Camilla Sten, The Resting Place
Translated from the Swedish by Alexandra Fleming
Camilla Sten continues to blend Scandinavian noir with the folk horror of Midsommar in her latest, a perfect follow-up after last year’s delightfully creepy The Lost Village. In this tale of buried secrets and desperate measures, a young woman mourning the loss of the grandmother who raised her heads to a remote estate to claim her inheritance. Of course, she finds far more than a few dusty bottles of wine and pieces of antique furniture waiting for her…
Gu Byeong-Mo, The Old Woman With the Knife
Translated from the Korean by Chi-Young Kim
(Hanover Square Press)
A sixty-five-year-old female assassin, need I say more? Byeong-Mo’s novel follows Hornclaw, the aforementioned female assassin who finds herself on the cusp (or rather, the expectation) of retirement.

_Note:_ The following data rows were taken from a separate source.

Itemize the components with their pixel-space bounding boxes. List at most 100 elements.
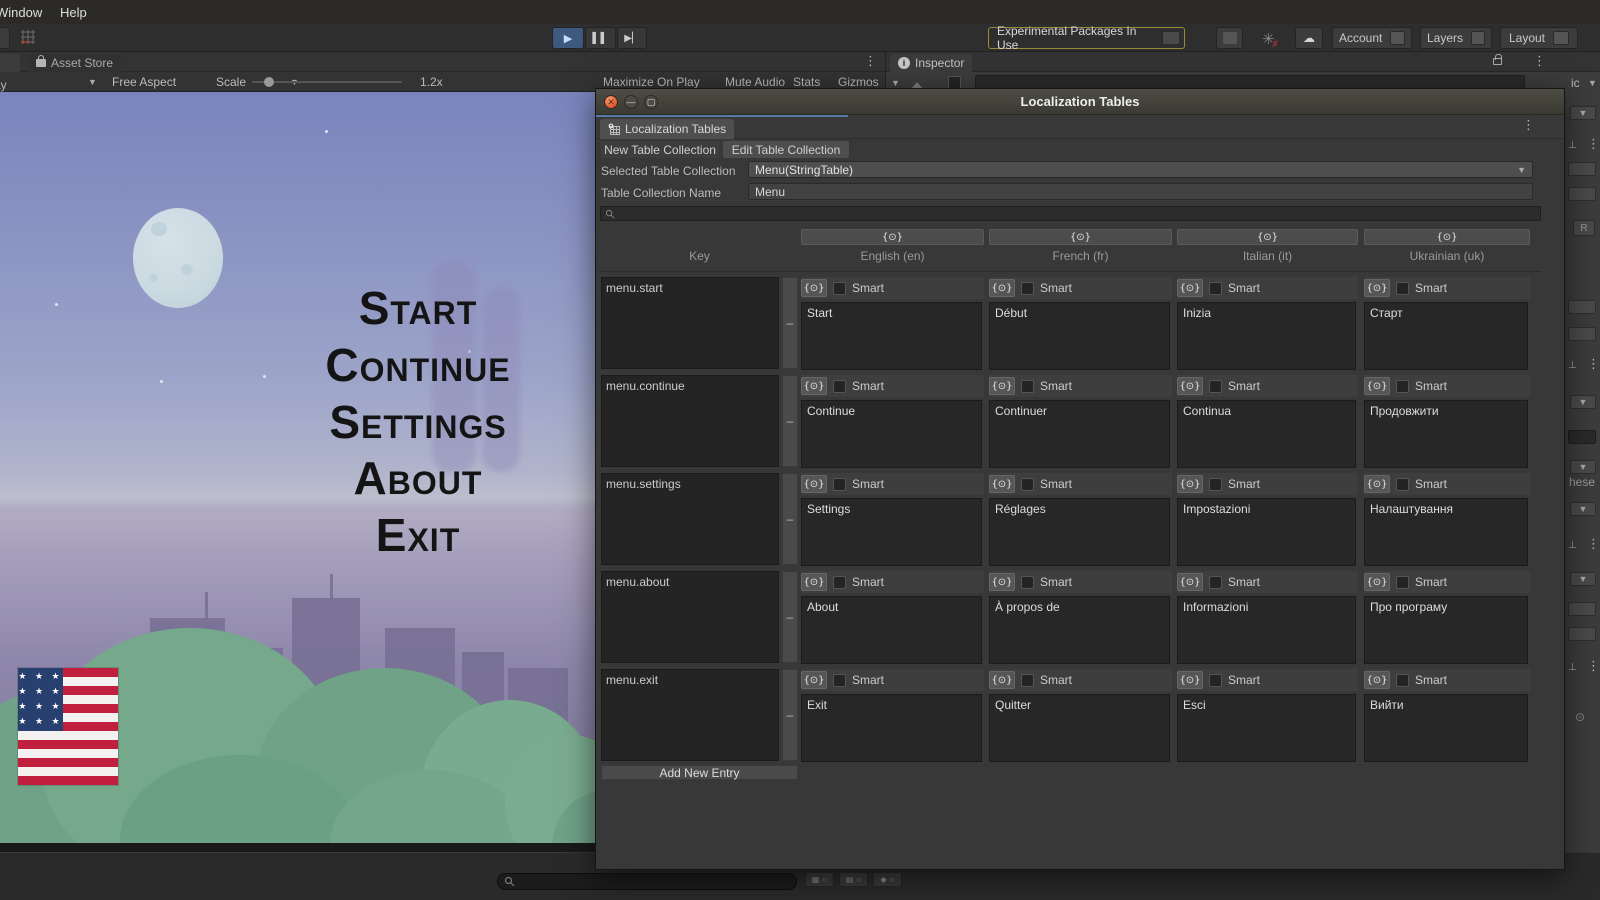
column-metadata-button[interactable]: {⊙} (1364, 229, 1530, 245)
column-header-3[interactable]: Italian (it) (1177, 249, 1358, 265)
display-dropdown-arrow[interactable]: ▼ (88, 77, 97, 87)
translation-field[interactable]: Réglages (989, 498, 1170, 566)
stats-toggle[interactable]: Stats (793, 75, 820, 89)
translation-field[interactable]: Налаштування (1364, 498, 1528, 566)
column-metadata-button[interactable]: {⊙} (1177, 229, 1358, 245)
menu-window[interactable]: Window (0, 5, 42, 20)
component-menu-icon[interactable]: ⋮ (1587, 359, 1600, 369)
play-button[interactable]: ▶ (552, 27, 584, 49)
cell-metadata-button[interactable]: {⊙} (801, 377, 827, 395)
experimental-packages-badge[interactable]: Experimental Packages In Use (988, 27, 1185, 49)
preset-icon[interactable]: ⊥ (1568, 662, 1577, 673)
smart-checkbox[interactable] (833, 674, 846, 687)
smart-checkbox[interactable] (1209, 674, 1222, 687)
translation-field[interactable]: Impostazioni (1177, 498, 1356, 566)
static-dropdown-arrow[interactable]: ▼ (1588, 78, 1597, 88)
translation-field[interactable]: Exit (801, 694, 982, 762)
column-header-2[interactable]: French (fr) (989, 249, 1172, 265)
cell-metadata-button[interactable]: {⊙} (989, 671, 1015, 689)
cell-metadata-button[interactable]: {⊙} (801, 573, 827, 591)
mute-audio-toggle[interactable]: Mute Audio (725, 75, 785, 89)
cell-metadata-button[interactable]: {⊙} (1364, 279, 1390, 297)
us-flag-locale-indicator[interactable]: ★ ★ ★ ★ ★ ★ ★ ★ ★ ★ ★ ★ (18, 668, 118, 785)
footer-search-input[interactable] (497, 873, 797, 890)
step-button[interactable]: ▶▏ (617, 27, 647, 49)
cell-metadata-button[interactable]: {⊙} (1364, 377, 1390, 395)
target-icon[interactable]: ⊙ (1575, 710, 1585, 724)
sliver-dropdown[interactable]: ▼ (1570, 395, 1596, 409)
cell-metadata-button[interactable]: {⊙} (1177, 671, 1203, 689)
cell-metadata-button[interactable]: {⊙} (801, 475, 827, 493)
tab-asset-store[interactable]: Asset Store (28, 54, 121, 72)
sliver-field[interactable] (1568, 430, 1596, 444)
key-cell[interactable]: menu.settings (601, 473, 779, 565)
translation-field[interactable]: Продовжити (1364, 400, 1528, 468)
scale-slider-track[interactable] (252, 81, 402, 83)
add-new-entry-button[interactable]: Add New Entry (601, 765, 798, 780)
translation-field[interactable]: À propos de (989, 596, 1170, 664)
key-cell[interactable]: menu.start (601, 277, 779, 369)
remove-entry-button[interactable]: – (782, 669, 798, 761)
translation-field[interactable]: Continua (1177, 400, 1356, 468)
game-panel-menu-icon[interactable]: ⋮ (864, 56, 877, 66)
column-header-4[interactable]: Ukrainian (uk) (1364, 249, 1530, 265)
smart-checkbox[interactable] (1396, 478, 1409, 491)
remove-entry-button[interactable]: – (782, 375, 798, 467)
layers-dropdown[interactable]: Layers (1420, 27, 1492, 49)
gizmos-dropdown[interactable]: Gizmos (838, 75, 879, 89)
key-cell[interactable]: menu.continue (601, 375, 779, 467)
remove-entry-button[interactable]: – (782, 473, 798, 565)
tab-game-clipped[interactable]: e (0, 54, 20, 72)
translation-field[interactable]: Continue (801, 400, 982, 468)
cell-metadata-button[interactable]: {⊙} (1177, 573, 1203, 591)
sliver-dropdown[interactable]: ▼ (1570, 106, 1596, 120)
grid-snap-icon[interactable] (20, 29, 36, 48)
smart-checkbox[interactable] (833, 380, 846, 393)
translation-field[interactable]: Start (801, 302, 982, 370)
translation-field[interactable]: Старт (1364, 302, 1528, 370)
cell-metadata-button[interactable]: {⊙} (1177, 279, 1203, 297)
smart-checkbox[interactable] (1021, 576, 1034, 589)
collab-icon[interactable]: ✳✗ (1258, 30, 1286, 48)
cell-metadata-button[interactable]: {⊙} (801, 671, 827, 689)
component-menu-icon[interactable]: ⋮ (1587, 661, 1600, 671)
cell-metadata-button[interactable]: {⊙} (1364, 573, 1390, 591)
cell-metadata-button[interactable]: {⊙} (1364, 475, 1390, 493)
cell-metadata-button[interactable]: {⊙} (989, 377, 1015, 395)
sliver-field[interactable] (1568, 162, 1596, 176)
column-header-1[interactable]: English (en) (801, 249, 984, 265)
remove-entry-button[interactable]: – (782, 571, 798, 663)
smart-checkbox[interactable] (1396, 380, 1409, 393)
column-metadata-button[interactable]: {⊙} (989, 229, 1172, 245)
cell-metadata-button[interactable]: {⊙} (1177, 475, 1203, 493)
translation-field[interactable]: Вийти (1364, 694, 1528, 762)
smart-checkbox[interactable] (833, 576, 846, 589)
smart-checkbox[interactable] (1021, 478, 1034, 491)
sliver-dropdown[interactable]: ▼ (1570, 572, 1596, 586)
preset-icon[interactable]: ⊥ (1568, 140, 1577, 151)
translation-field[interactable]: Continuer (989, 400, 1170, 468)
remove-entry-button[interactable]: – (782, 277, 798, 369)
smart-checkbox[interactable] (1209, 282, 1222, 295)
translation-field[interactable]: Settings (801, 498, 982, 566)
cell-metadata-button[interactable]: {⊙} (801, 279, 827, 297)
smart-checkbox[interactable] (1021, 380, 1034, 393)
sliver-field[interactable] (1568, 187, 1596, 201)
smart-checkbox[interactable] (1209, 380, 1222, 393)
translation-field[interactable]: Про програму (1364, 596, 1528, 664)
column-header-key[interactable]: Key (601, 249, 798, 265)
translation-field[interactable]: Informazioni (1177, 596, 1356, 664)
tab-inspector[interactable]: i Inspector (890, 54, 972, 72)
gameobject-name-field[interactable] (975, 75, 1525, 89)
account-dropdown[interactable]: Account (1332, 27, 1412, 49)
cell-metadata-button[interactable]: {⊙} (1364, 671, 1390, 689)
smart-checkbox[interactable] (1396, 282, 1409, 295)
cell-metadata-button[interactable]: {⊙} (989, 279, 1015, 297)
cell-metadata-button[interactable]: {⊙} (1177, 377, 1203, 395)
aspect-dropdown[interactable]: Free Aspect (112, 75, 176, 89)
clipped-tool-button[interactable] (0, 27, 10, 49)
key-cell[interactable]: menu.exit (601, 669, 779, 761)
smart-checkbox[interactable] (833, 478, 846, 491)
translation-field[interactable]: Début (989, 302, 1170, 370)
smart-checkbox[interactable] (833, 282, 846, 295)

But when an injury leads her to a doctor and his family, her own feelings and emotions come up to the surface, and with them, a new kind of stake. The Old Woman with the Knife, Byeong-Mo’s first novel to be translated into English from Korean, is sardonic and funny, as it probes at the expectations around aging women and their bodies. –Snigdha Koirala, Lit Hub Editorial Fellow
Rodrigo Blanco Calderón, The Night
Translated from the Spanish by Daniel Hahn and Noel Hernández González
(Seven Stories Press)
Rodrigo Blanco Calderón’s The Night is a kaleidoscopic, deeply-felt portrait of a country in crisis. Set in Caracas in the midst of a series of femicides and a deepening energy crisis causing erratic, wide-sweeping blackouts, the story’s perspective shifts between characters wrestling with the intensifying collapse of their country and a deepening sense of existential anxiety. –Dwyer Murphy, CrimeReads Editor-in-Chief
Silje Ulstein, Reptile Memoirs
Translated from the Swedish by Alison McCullough
This one grabs you from the get-go with its serpentine cameos and dissolute Scandinavians. Ulstein’s debut is a smash hit across Europe and well deserves all the comparisons it’s earning to Gillian Flynn’s work. Plus, snakes!!!
Mona Chollet, In Defense of Witches: The Legacy of the Witch Hunts and Why Women Are Still on Trial
Translated from the French by Sophie R. Lewis
(St. Martin’s Press)
This book looks so cool! And it’s not just cause of that perfect use of melodramatic purple on the cover. First of all, let’s just take a moment to celebrate the rarity of a work of nonfiction by a woman getting translated into English, because that doesn’t happen all that often. Plus, it’s about witches. And not only the history of witch burnings and what they meant for the persecution of difficult women, but how those same trends of ostracization and punishment are played out today. Ooh and there’s an intro from Carmen Maria Machado, which really clinches this one as a must-read.